While use of the phrase dates back to 1968 with the nonfiction book The Electric Kool-Aid Acid Test, it is strongly associated with the events in Jonestown, Guyana, on November 18, 1978, in which over 900 members of the Peoples Temple movement died. The movement’s leader, Jim Jones, called a mass meeting at the Jonestown pavilion after the murder of U.S. Congressman Leo Ryan and others in nearby Port Kaituma.
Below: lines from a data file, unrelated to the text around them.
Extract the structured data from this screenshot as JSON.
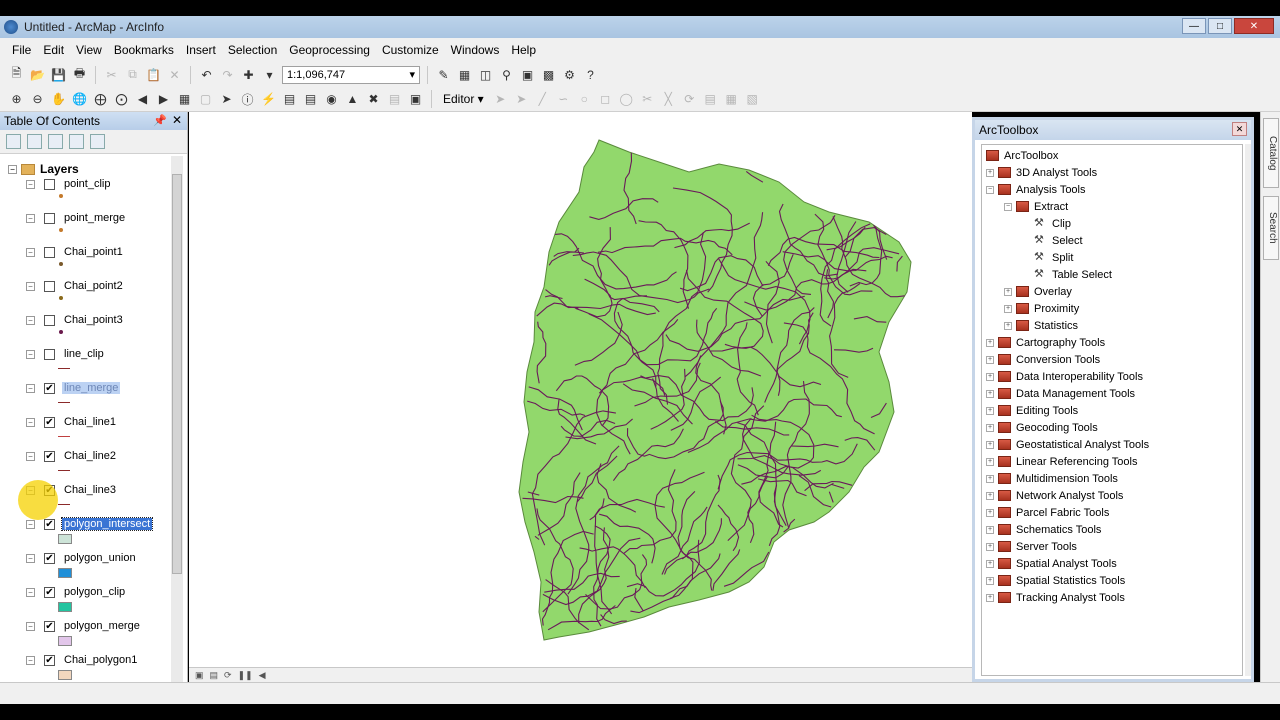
{
  "window": {
    "title": "Untitled - ArcMap - ArcInfo"
  },
  "menu": [
    "File",
    "Edit",
    "View",
    "Bookmarks",
    "Insert",
    "Selection",
    "Geoprocessing",
    "Customize",
    "Windows",
    "Help"
  ],
  "toolbar": {
    "scale_value": "1:1,096,747",
    "editor_label": "Editor ▾"
  },
  "toc": {
    "title": "Table Of Contents",
    "root_label": "Layers",
    "layers": [
      {
        "name": "point_clip",
        "checked": false,
        "symbol": "point",
        "color": "#c47a2c"
      },
      {
        "name": "point_merge",
        "checked": false,
        "symbol": "point",
        "color": "#c47a2c"
      },
      {
        "name": "Chai_point1",
        "checked": false,
        "symbol": "point",
        "color": "#7a5a2c"
      },
      {
        "name": "Chai_point2",
        "checked": false,
        "symbol": "point",
        "color": "#8a6a1c"
      },
      {
        "name": "Chai_point3",
        "checked": false,
        "symbol": "point",
        "color": "#6a1a4c"
      },
      {
        "name": "line_clip",
        "checked": false,
        "symbol": "line",
        "color": "#8b2a2a"
      },
      {
        "name": "line_merge",
        "checked": true,
        "symbol": "line",
        "color": "#8b2a2a"
      },
      {
        "name": "Chai_line1",
        "checked": true,
        "symbol": "line",
        "color": "#c04040"
      },
      {
        "name": "Chai_line2",
        "checked": true,
        "symbol": "line",
        "color": "#8b2a2a"
      },
      {
        "name": "Chai_line3",
        "checked": true,
        "symbol": "line",
        "color": "#8b2a2a"
      },
      {
        "name": "polygon_intersect",
        "checked": true,
        "symbol": "polygon",
        "color": "#cde4d8"
      },
      {
        "name": "polygon_union",
        "checked": true,
        "symbol": "polygon",
        "color": "#1f8fd8"
      },
      {
        "name": "polygon_clip",
        "checked": true,
        "symbol": "polygon",
        "color": "#23c4a0"
      },
      {
        "name": "polygon_merge",
        "checked": true,
        "symbol": "polygon",
        "color": "#e2c6ea"
      },
      {
        "name": "Chai_polygon1",
        "checked": true,
        "symbol": "polygon",
        "color": "#f2d7be"
      }
    ]
  },
  "arctoolbox": {
    "title": "ArcToolbox",
    "root": "ArcToolbox",
    "nodes": [
      {
        "label": "3D Analyst Tools",
        "level": 1,
        "kind": "toolbox",
        "exp": "+"
      },
      {
        "label": "Analysis Tools",
        "level": 1,
        "kind": "toolbox",
        "exp": "-"
      },
      {
        "label": "Extract",
        "level": 2,
        "kind": "toolbox",
        "exp": "-"
      },
      {
        "label": "Clip",
        "level": 3,
        "kind": "tool",
        "exp": ""
      },
      {
        "label": "Select",
        "level": 3,
        "kind": "tool",
        "exp": ""
      },
      {
        "label": "Split",
        "level": 3,
        "kind": "tool",
        "exp": ""
      },
      {
        "label": "Table Select",
        "level": 3,
        "kind": "tool",
        "exp": ""
      },
      {
        "label": "Overlay",
        "level": 2,
        "kind": "toolbox",
        "exp": "+"
      },
      {
        "label": "Proximity",
        "level": 2,
        "kind": "toolbox",
        "exp": "+"
      },
      {
        "label": "Statistics",
        "level": 2,
        "kind": "toolbox",
        "exp": "+"
      },
      {
        "label": "Cartography Tools",
        "level": 1,
        "kind": "toolbox",
        "exp": "+"
      },
      {
        "label": "Conversion Tools",
        "level": 1,
        "kind": "toolbox",
        "exp": "+"
      },
      {
        "label": "Data Interoperability Tools",
        "level": 1,
        "kind": "toolbox",
        "exp": "+"
      },
      {
        "label": "Data Management Tools",
        "level": 1,
        "kind": "toolbox",
        "exp": "+"
      },
      {
        "label": "Editing Tools",
        "level": 1,
        "kind": "toolbox",
        "exp": "+"
      },
      {
        "label": "Geocoding Tools",
        "level": 1,
        "kind": "toolbox",
        "exp": "+"
      },
      {
        "label": "Geostatistical Analyst Tools",
        "level": 1,
        "kind": "toolbox",
        "exp": "+"
      },
      {
        "label": "Linear Referencing Tools",
        "level": 1,
        "kind": "toolbox",
        "exp": "+"
      },
      {
        "label": "Multidimension Tools",
        "level": 1,
        "kind": "toolbox",
        "exp": "+"
      },
      {
        "label": "Network Analyst Tools",
        "level": 1,
        "kind": "toolbox",
        "exp": "+"
      },
      {
        "label": "Parcel Fabric Tools",
        "level": 1,
        "kind": "toolbox",
        "exp": "+"
      },
      {
        "label": "Schematics Tools",
        "level": 1,
        "kind": "toolbox",
        "exp": "+"
      },
      {
        "label": "Server Tools",
        "level": 1,
        "kind": "toolbox",
        "exp": "+"
      },
      {
        "label": "Spatial Analyst Tools",
        "level": 1,
        "kind": "toolbox",
        "exp": "+"
      },
      {
        "label": "Spatial Statistics Tools",
        "level": 1,
        "kind": "toolbox",
        "exp": "+"
      },
      {
        "label": "Tracking Analyst Tools",
        "level": 1,
        "kind": "toolbox",
        "exp": "+"
      }
    ]
  },
  "right_rail": {
    "catalog": "Catalog",
    "search": "Search"
  },
  "map": {
    "fill_color": "#92d86c",
    "road_color": "#6a1a5a"
  }
}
Jones proposed “revolutionary suicide” by way of ingesting a powdered drink mix made from Flavor Aid (later misidentified as Kool-Aid) that was lethally laced with cyanide and other drugs.

We are witnessing an age of artificial sweeteners on EVs … which are not helpful in a sustainable business model.  Don’t we remember when then President Obama sweetened the opportunities for smart grid implementations.  Sure, it resulted in a “pull forward” demand for these ideas but that simply resulted in a boom bust cycle.  Everyone was drunk with enthusiasm when those incentives appeared, but no one (except me) pointed out that there was going to be a disaster in the years that followed.  They had bought forward the customers who were on the fence about smart grid investments … and how could they turn down the sweeteners?

We need to cool our jets on ideas like “banning the internal combustion engine” and start teaching people how to think differently about the driving experience.  We should not be sweetening the perspective of jackrabbit performance and long range.  Where are the thoughts we learned helped like reducing speed limits which we did during the energy crises of the late 1970s.

It might be a bit harsh to compare the EV hype with Jonestown, but the parallels are clear.

We are going to kill off most of the emerging EV companies with artificial sweeteners.